KCL-286 (C286), is a potent, orally bioavailable retinoic acid receptor beta (RARβ) agonist (EC50 = 1.9nM) with good selectivity over the RARα, and RARγ receptors. This molecule increases neurite outgrowth in vitro and stimulates sensory axon regrowth in vivo in a rodent model of crush and avulsion injury, and is being evaluated for the treatment of nerve injury. It has antiinflammatory and neuroregeneration-promoting effects in humans and is now in clinical trials for the treatment of Alzheimer's disease and spinal cord injury following positive results in animal studies.

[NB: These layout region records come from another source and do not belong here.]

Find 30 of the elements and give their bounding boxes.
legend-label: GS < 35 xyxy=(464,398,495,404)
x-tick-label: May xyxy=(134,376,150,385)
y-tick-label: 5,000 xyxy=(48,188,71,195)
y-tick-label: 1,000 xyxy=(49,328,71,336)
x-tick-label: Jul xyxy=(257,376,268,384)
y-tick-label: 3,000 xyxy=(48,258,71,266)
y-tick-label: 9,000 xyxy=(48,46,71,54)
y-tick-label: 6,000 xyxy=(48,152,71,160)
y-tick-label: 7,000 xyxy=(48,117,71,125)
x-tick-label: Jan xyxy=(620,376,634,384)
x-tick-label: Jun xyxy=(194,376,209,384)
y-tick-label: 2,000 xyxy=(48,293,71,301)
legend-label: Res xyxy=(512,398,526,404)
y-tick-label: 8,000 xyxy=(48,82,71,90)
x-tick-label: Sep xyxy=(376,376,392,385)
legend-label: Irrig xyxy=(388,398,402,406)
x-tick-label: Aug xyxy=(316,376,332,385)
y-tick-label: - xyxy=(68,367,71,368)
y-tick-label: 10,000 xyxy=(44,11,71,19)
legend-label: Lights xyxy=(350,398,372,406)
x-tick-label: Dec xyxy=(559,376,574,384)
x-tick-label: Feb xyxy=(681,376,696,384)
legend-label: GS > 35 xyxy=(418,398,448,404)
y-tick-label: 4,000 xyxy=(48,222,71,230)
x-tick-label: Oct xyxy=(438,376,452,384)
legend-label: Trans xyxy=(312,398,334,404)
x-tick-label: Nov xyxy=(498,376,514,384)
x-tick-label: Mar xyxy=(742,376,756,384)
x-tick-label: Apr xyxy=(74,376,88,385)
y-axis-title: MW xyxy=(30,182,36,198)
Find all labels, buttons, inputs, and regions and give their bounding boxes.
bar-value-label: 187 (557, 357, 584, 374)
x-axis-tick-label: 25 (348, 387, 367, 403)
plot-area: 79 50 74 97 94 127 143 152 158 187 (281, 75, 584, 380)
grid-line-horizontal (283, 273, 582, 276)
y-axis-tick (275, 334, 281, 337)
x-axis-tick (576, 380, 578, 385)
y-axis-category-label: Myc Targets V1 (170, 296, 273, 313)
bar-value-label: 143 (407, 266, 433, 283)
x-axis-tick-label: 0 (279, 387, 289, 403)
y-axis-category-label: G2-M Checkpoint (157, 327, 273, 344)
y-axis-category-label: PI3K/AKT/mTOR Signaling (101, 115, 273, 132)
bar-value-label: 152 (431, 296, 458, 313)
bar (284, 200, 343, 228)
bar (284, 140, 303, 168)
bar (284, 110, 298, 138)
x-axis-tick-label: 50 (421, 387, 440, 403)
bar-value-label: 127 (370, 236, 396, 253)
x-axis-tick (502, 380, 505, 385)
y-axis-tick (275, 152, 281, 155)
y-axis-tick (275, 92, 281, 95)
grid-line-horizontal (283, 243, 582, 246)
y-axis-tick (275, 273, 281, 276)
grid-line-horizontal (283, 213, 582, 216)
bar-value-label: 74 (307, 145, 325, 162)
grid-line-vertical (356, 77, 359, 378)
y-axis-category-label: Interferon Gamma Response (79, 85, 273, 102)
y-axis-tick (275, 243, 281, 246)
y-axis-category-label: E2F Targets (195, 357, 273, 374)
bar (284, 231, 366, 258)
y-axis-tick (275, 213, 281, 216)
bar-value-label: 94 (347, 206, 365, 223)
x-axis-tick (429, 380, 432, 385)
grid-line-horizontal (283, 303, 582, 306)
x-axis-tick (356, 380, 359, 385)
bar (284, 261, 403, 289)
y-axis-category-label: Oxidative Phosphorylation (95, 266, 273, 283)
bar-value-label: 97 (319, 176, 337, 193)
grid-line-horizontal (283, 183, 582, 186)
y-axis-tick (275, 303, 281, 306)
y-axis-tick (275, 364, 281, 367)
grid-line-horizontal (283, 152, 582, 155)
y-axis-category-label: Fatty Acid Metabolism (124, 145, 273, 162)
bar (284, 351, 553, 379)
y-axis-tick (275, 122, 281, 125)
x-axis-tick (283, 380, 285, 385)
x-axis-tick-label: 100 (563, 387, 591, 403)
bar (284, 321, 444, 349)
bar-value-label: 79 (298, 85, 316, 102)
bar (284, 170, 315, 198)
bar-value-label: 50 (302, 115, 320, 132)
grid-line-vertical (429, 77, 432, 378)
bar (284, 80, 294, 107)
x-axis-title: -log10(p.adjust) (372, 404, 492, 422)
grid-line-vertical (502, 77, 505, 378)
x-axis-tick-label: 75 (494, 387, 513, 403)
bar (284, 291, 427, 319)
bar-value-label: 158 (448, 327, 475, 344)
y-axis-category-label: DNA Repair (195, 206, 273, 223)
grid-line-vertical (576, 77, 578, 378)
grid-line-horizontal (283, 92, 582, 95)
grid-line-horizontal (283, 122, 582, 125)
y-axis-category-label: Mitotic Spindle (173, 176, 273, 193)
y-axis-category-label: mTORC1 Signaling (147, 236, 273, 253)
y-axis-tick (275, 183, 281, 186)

== Discovery and design ==
Replacing the amide linkage in the novel selective RARα agonist 1 with a series of 5-membered heterocyclic rings, gave heterocyclic compounds that were selective as RARβ agonists. The best was the highly potent RARβ agonist oxadiazole 2, that had 12- and 19-fold selectivity as an agonist over RARα and RARγ respectively. Lead optimisation produced the highly potent and selective RARβ agonist 4-(5-(4,7-dimethylbenzofuran-2-yl)-1,2,4-oxadiazol-3-yl) benzoic acid C286.

== Mechanism of action ==
It has been shown that RARβ signalling is needed in order for retinoid mediated neurite outgrowth of neurons to occur. In contrast, signalling by RARα, RARγ or the retinoid X receptor (RXR) has no effect on this action. The RARβ agonist C286 can activate the RARβ receptor which initiates axonal outgrowth in models of nerve injury and leads to functional recovery.

== Pharmacology ==
C286 has been demonstrated to increase neurite outgrowth in vitro in monolayers of cultured cerebellar neurons where it increased neurite length in a dose dependant manner. C286 orally induces sensory axon regrowth in vivo in a rodent model of crush and avulsion injury. In addition C286 has shown a novel function for RARβ in remyelination after peripheral nervous system / central nervous system injury, and also demonstrates efficacy in a pre-clinical neuropathic pain model restoring multiple pathways via DNA repair mechanisms.

== Pharmacokinetics ==
C286 has mouse and human plasma protein binding of 95% and 98% respectively and has beneficial physico-chemical properties. It is reasonably water-soluble (> 100 μM as the sodium salt) and has sound permeability. Bi-directional permeability tests gave efflux ratios close to unity indicating that C286 is likely not a P-glycoprotein substrate. It has no significant inhibition IC50 > 25 μM against five cytochrome P450 enzymes (1A2, 2C9, 2C19, 2D6, 3A4), and shows very high stability in human microsomes, It was found to possess a good oral bioavailability in both rat (80%) and dog (45%). with a low rate of blood clearance and a moderate half-life in both species. It was also demonstrated to be able to penetrate the CNS, with nearly equivalent amounts detected in plasma as compared to brain tissue, eight hours after administering an oral dose to rats. C286 was also shown to be negative in the cytotoxicity and genotoxicity in-vitro screens.

== Synthesis ==
Addition of hydroxylamine to methyl para-cyano-benzoate 3 gave the amidoxime 4 which was coupled with the acid 5 to give after hydrolysis the 4-(5-(4,7-dimethylbenzofuran-2-yl)-1,2,4-oxadiazol-3-yl) benzoic acid C286.

== History ==
Although many synthetic selective RARα, RARβ, and RARγ agonists have been designed and prepared, these have generally been highly lipophilic acids without good drug-like properties and with low oral bioavailability. Recently this has been changing and drug design approaches to highly potent and selective RARα and RARβ agonists with low lipophilicity that are orally bioavailable and less toxic have been developed. A key element of this success has been the incorporation of heterocyclic linkers culminating in the discovery of the selective RAR beta agonist C286 showing high solubility and good oral pharmacokinetics. C286 is currently in Phase I clinical trials (ISRCTN12424734).